My preference for MOST trainees that have at least average recovery is once every 5 days setup on an upper/lower split that rotates. In other words:
If the trainee can recover from it, I put them on a 4 day a week program hitting everything 2 x a week.
Hardgainers, both real and functional are usually put on a once a week per bodypart routine until we can get their metabolic issues addresses and work on getting their work capacity up.
Advanced lifters can be put on anything under the sun they can recover from including waved volume, Rest-Pause, High volume strength based templates too, well, you get the idea, anything can go at that stage as long as it is still within their ability to tolerate the workload and suited to their goals.

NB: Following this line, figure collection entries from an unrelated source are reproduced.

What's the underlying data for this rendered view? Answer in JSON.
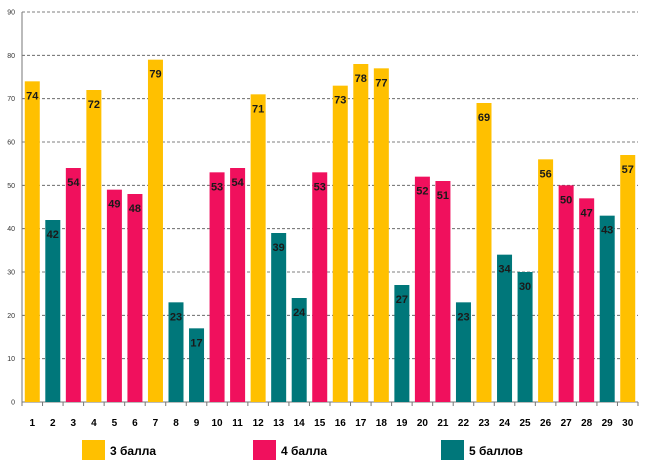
{
  "chart_data": {
    "type": "bar",
    "title": "",
    "xlabel": "",
    "ylabel": "",
    "ylim": [
      0,
      90
    ],
    "yticks": [
      0,
      10,
      20,
      30,
      40,
      50,
      60,
      70,
      80,
      90
    ],
    "grid": "dashed horizontal",
    "legend_position": "bottom",
    "categories": [
      "1",
      "2",
      "3",
      "4",
      "5",
      "6",
      "7",
      "8",
      "9",
      "10",
      "11",
      "12",
      "13",
      "14",
      "15",
      "16",
      "17",
      "18",
      "19",
      "20",
      "21",
      "22",
      "23",
      "24",
      "25",
      "26",
      "27",
      "28",
      "29",
      "30"
    ],
    "values": [
      74,
      42,
      54,
      72,
      49,
      48,
      79,
      23,
      17,
      53,
      54,
      71,
      39,
      24,
      53,
      73,
      78,
      77,
      27,
      52,
      51,
      23,
      69,
      34,
      30,
      56,
      50,
      47,
      43,
      57
    ],
    "groups": [
      "3 балла",
      "5 баллов",
      "4 балла",
      "3 балла",
      "4 балла",
      "4 балла",
      "3 балла",
      "5 баллов",
      "5 баллов",
      "4 балла",
      "4 балла",
      "3 балла",
      "5 баллов",
      "5 баллов",
      "4 балла",
      "3 балла",
      "3 балла",
      "3 балла",
      "5 баллов",
      "4 балла",
      "4 балла",
      "5 баллов",
      "3 балла",
      "5 баллов",
      "5 баллов",
      "3 балла",
      "4 балла",
      "4 балла",
      "5 баллов",
      "3 балла"
    ],
    "series": [
      {
        "name": "3 балла",
        "color": "#ffc000"
      },
      {
        "name": "4 балла",
        "color": "#f0105d"
      },
      {
        "name": "5 баллов",
        "color": "#00777a"
      }
    ]
  }
}
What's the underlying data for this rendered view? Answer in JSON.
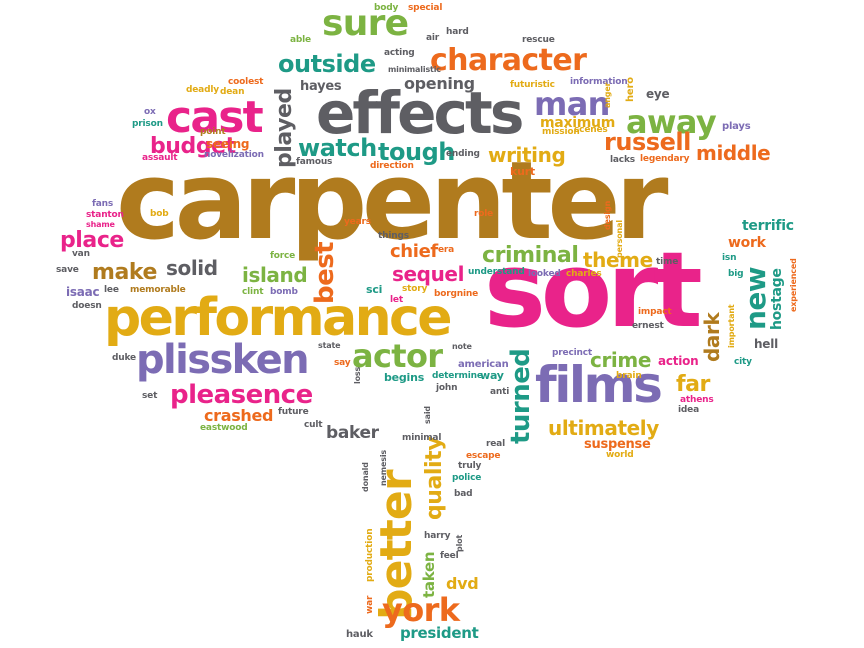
{
  "cloud": {
    "carpenter": "carpenter",
    "sort": "sort",
    "performance": "performance",
    "effects": "effects",
    "plissken": "plissken",
    "films": "films",
    "cast": "cast",
    "character": "character",
    "sure": "sure",
    "outside": "outside",
    "pleasence": "pleasence",
    "actor": "actor",
    "better": "better",
    "york": "york",
    "away": "away",
    "man": "man",
    "russell": "russell",
    "middle": "middle",
    "writing": "writing",
    "watch": "watch",
    "tough": "tough",
    "budget": "budget",
    "played": "played",
    "hayes": "hayes",
    "opening": "opening",
    "maximum": "maximum",
    "place": "place",
    "make": "make",
    "solid": "solid",
    "island": "island",
    "best": "best",
    "chief": "chief",
    "criminal": "criminal",
    "sequel": "sequel",
    "theme": "theme",
    "new": "new",
    "hostage": "hostage",
    "work": "work",
    "terrific": "terrific",
    "dark": "dark",
    "crime": "crime",
    "far": "far",
    "ultimately": "ultimately",
    "suspense": "suspense",
    "turned": "turned",
    "crashed": "crashed",
    "baker": "baker",
    "quality": "quality",
    "taken": "taken",
    "dvd": "dvd",
    "president": "president",
    "isaac": "isaac",
    "sci": "sci",
    "story": "story",
    "borgnine": "borgnine",
    "action": "action",
    "american": "american",
    "eye": "eye",
    "hero": "hero",
    "plays": "plays",
    "legendary": "legendary",
    "lacks": "lacks",
    "kurt": "kurt",
    "things": "things",
    "role": "role",
    "fans": "fans",
    "stanton": "stanton",
    "bob": "bob",
    "years": "years",
    "force": "force",
    "era": "era",
    "understand": "understand",
    "looked": "looked",
    "charles": "charles",
    "time": "time",
    "isn": "isn",
    "big": "big",
    "experienced": "experienced",
    "important": "important",
    "hell": "hell",
    "city": "city",
    "athens": "athens",
    "brain": "brain",
    "ernest": "ernest",
    "impact": "impact",
    "precinct": "precinct",
    "determine": "determine",
    "way": "way",
    "note": "note",
    "begins": "begins",
    "loss": "loss",
    "say": "say",
    "state": "state",
    "let": "let",
    "bomb": "bomb",
    "clint": "clint",
    "memorable": "memorable",
    "lee": "lee",
    "van": "van",
    "save": "save",
    "doesn": "doesn",
    "duke": "duke",
    "set": "set",
    "eastwood": "eastwood",
    "future": "future",
    "cult": "cult",
    "john": "john",
    "said": "said",
    "anti": "anti",
    "real": "real",
    "minimal": "minimal",
    "nemesis": "nemesis",
    "donald": "donald",
    "truly": "truly",
    "escape": "escape",
    "police": "police",
    "bad": "bad",
    "harry": "harry",
    "plot": "plot",
    "feel": "feel",
    "production": "production",
    "war": "war",
    "hauk": "hauk",
    "idea": "idea",
    "world": "world",
    "shame": "shame",
    "deadly": "deadly",
    "coolest": "coolest",
    "dean": "dean",
    "ox": "ox",
    "prison": "prison",
    "point": "point",
    "assault": "assault",
    "seeing": "seeing",
    "novelization": "novelization",
    "famous": "famous",
    "direction": "direction",
    "ending": "ending",
    "able": "able",
    "acting": "acting",
    "minimalistic": "minimalistic",
    "air": "air",
    "hard": "hard",
    "body": "body",
    "special": "special",
    "rescue": "rescue",
    "futuristic": "futuristic",
    "information": "information",
    "anger": "anger",
    "mission": "mission",
    "scenes": "scenes",
    "design": "design",
    "personal": "personal"
  }
}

A brief discussion about easy-gainers, average lifters, and hardgainers/extreme hardgainers is in order. I have had 250 lb fairly lean lifters with 19 inch arms after two and a half years training tell me they were hardgainers. Why? Because their shoulders didn’t grow fast, or their lats weren’t thick enough—BULLSHIT, these guys got it going on, and frankly, everyone likes to believe that their dedication was the prime reason for their success. Yes, it is a HUGE factor, but plenty of guys give their all 24/7 and just don’t get there that fast, or even at all.

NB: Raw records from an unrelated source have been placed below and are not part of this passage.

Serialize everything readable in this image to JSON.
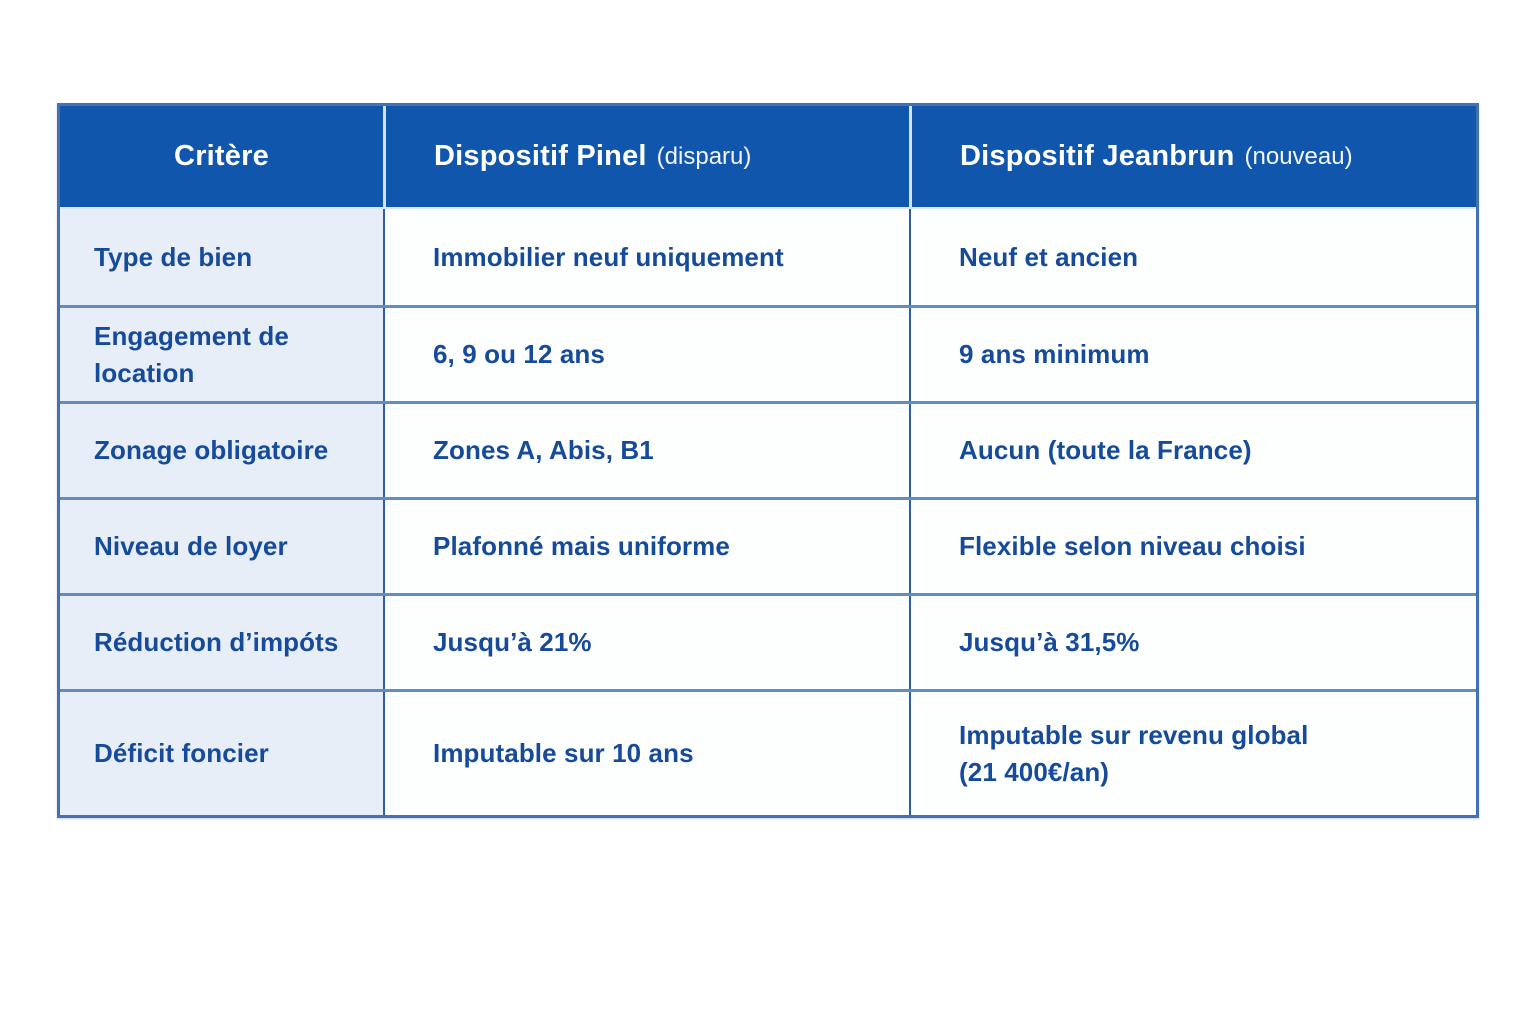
{
  "table": {
    "header": {
      "criteria": "Critère",
      "pinel_title": "Dispositif Pinel",
      "pinel_note": "(disparu)",
      "jeanbrun_title": "Dispositif Jeanbrun",
      "jeanbrun_note": "(nouveau)"
    },
    "rows": [
      {
        "critere": "Type de bien",
        "pinel": "Immobilier neuf uniquement",
        "jeanbrun": "Neuf et ancien"
      },
      {
        "critere": "Engagement de location",
        "pinel": "6, 9 ou 12 ans",
        "jeanbrun": "9 ans minimum"
      },
      {
        "critere": "Zonage obligatoire",
        "pinel": "Zones A, Abis, B1",
        "jeanbrun": "Aucun (toute la France)"
      },
      {
        "critere": "Niveau de loyer",
        "pinel": "Plafonné mais uniforme",
        "jeanbrun": "Flexible selon niveau choisi"
      },
      {
        "critere": "Réduction d’impóts",
        "pinel": "Jusqu’à 21%",
        "jeanbrun": "Jusqu’à 31,5%"
      },
      {
        "critere": "Déficit foncier",
        "pinel": "Imputable sur 10 ans",
        "jeanbrun": "Imputable sur revenu global\n(21 400€/an)"
      }
    ],
    "colors": {
      "header_bg": "#1156ad",
      "header_text": "#ffffff",
      "criteria_column_bg": "#e7eef7",
      "cell_text": "#164a9a",
      "row_divider": "#5d8cc7",
      "column_divider": "#2e5ca6",
      "outer_border": "#4472b1"
    }
  },
  "chart_data": {
    "type": "table",
    "columns": [
      "Critère",
      "Dispositif Pinel (disparu)",
      "Dispositif Jeanbrun (nouveau)"
    ],
    "rows": [
      [
        "Type de bien",
        "Immobilier neuf uniquement",
        "Neuf et ancien"
      ],
      [
        "Engagement de location",
        "6, 9 ou 12 ans",
        "9 ans minimum"
      ],
      [
        "Zonage obligatoire",
        "Zones A, Abis, B1",
        "Aucun (toute la France)"
      ],
      [
        "Niveau de loyer",
        "Plafonné mais uniforme",
        "Flexible selon niveau choisi"
      ],
      [
        "Réduction d’impóts",
        "Jusqu’à 21%",
        "Jusqu’à 31,5%"
      ],
      [
        "Déficit foncier",
        "Imputable sur 10 ans",
        "Imputable sur revenu global (21 400€/an)"
      ]
    ]
  }
}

Easy gainers are simple and a pleasure to work with. Provided they are consistent with diet and training they grow very well and results are very brisk compared to most lifters results.
Most lifters fall in the average range of bodybuilding/powerlifting potential. An educated guess is that 60-65% of the lifters have about average predisposition for lifting
A large percentage of the “hardgainers” are only hardgainers because they do so much wrong (a full length article to follow). And many are truly hardgainers due to genetics and metabolic disorders. These guys MUST approach their training different.
There are no hard and fast rules that determine who is and isn’t in which category. After doing this for over ten years I can usually make a very accurate estimate after reading a questionnaire and asking a few questions.
Hope that made sense, and makes it a bit easier when deciding what to do next in your pursuit of the physique and strength levels you dream of.